During the final broadcast on nugs.net, they decided to highlight some of their favorite covers from that repertoire, and that show will be memorialized in the band's upcoming record, Get a Job: Music From the Original Broadcast Series Soul Dream.
Out on April 1, Get a Job features covers of songs like Gil Scott-Heron's "Lady Day and John Coltrane," Gary Bartz's "I've Known Rivers" and Ann Alford's "Got to Get Me a Job."
But the album's standout comes when the Greyboy Allstars come together for a take on the Beatles' "Taxman," from 1966's classic Revolver. You can hear the new track, an exclusive premiere, below.
"We've been doing 'Taxman' for a long time," Denson says. "We first started playing it back around the time we were shedding material for our keyboardist Robert Walter's debut solo record, Spirit of '70. We are a classic rock band in a way. Everybody has pretty deep roots in the rock vocabulary, and we all fancy ourselves songwriters, so covering the Beatles is kind of a no-brainer."

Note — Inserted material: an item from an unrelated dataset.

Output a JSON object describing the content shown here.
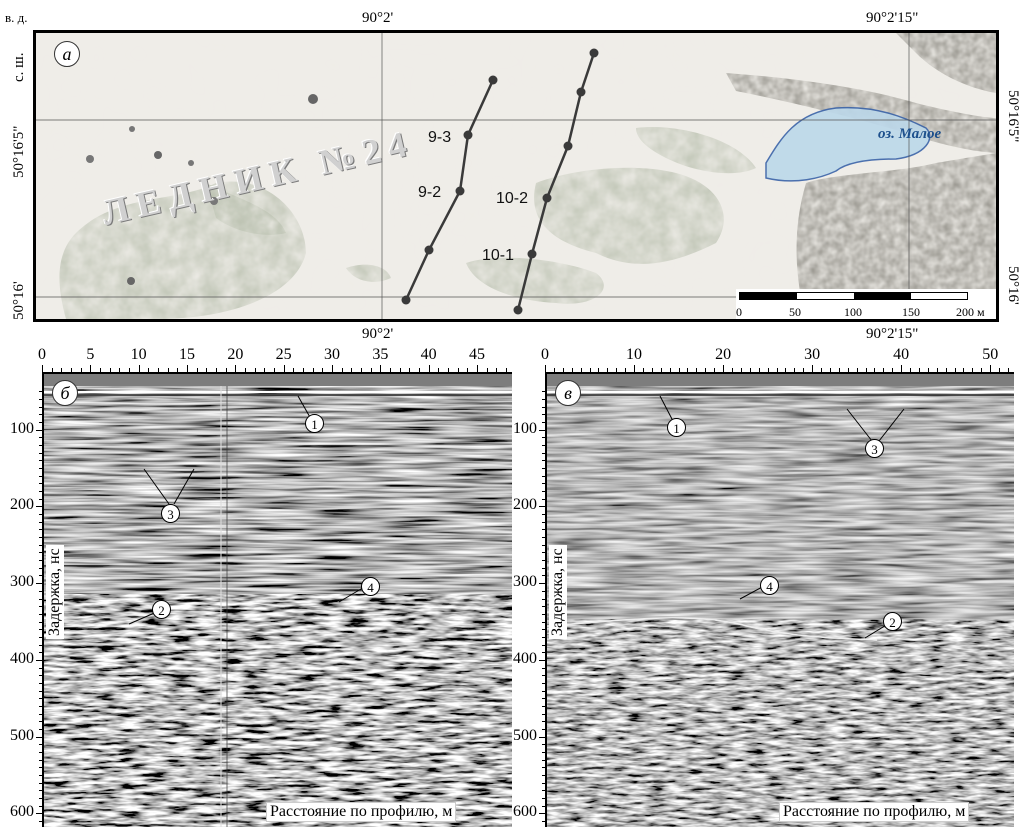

As Denson prepares for the release of Get a Job, he's grateful for his time with the Stones and how that has shaped him and his band.
"I think what the Stones do for [the Greyboy Allstars] and for me is just allow me to be immersed in a really great songbook," he explains. "We are all songwriters first, and quality control is the first necessity of a writer. Hopefully, my experience with the Stones will keep me from writing something wack."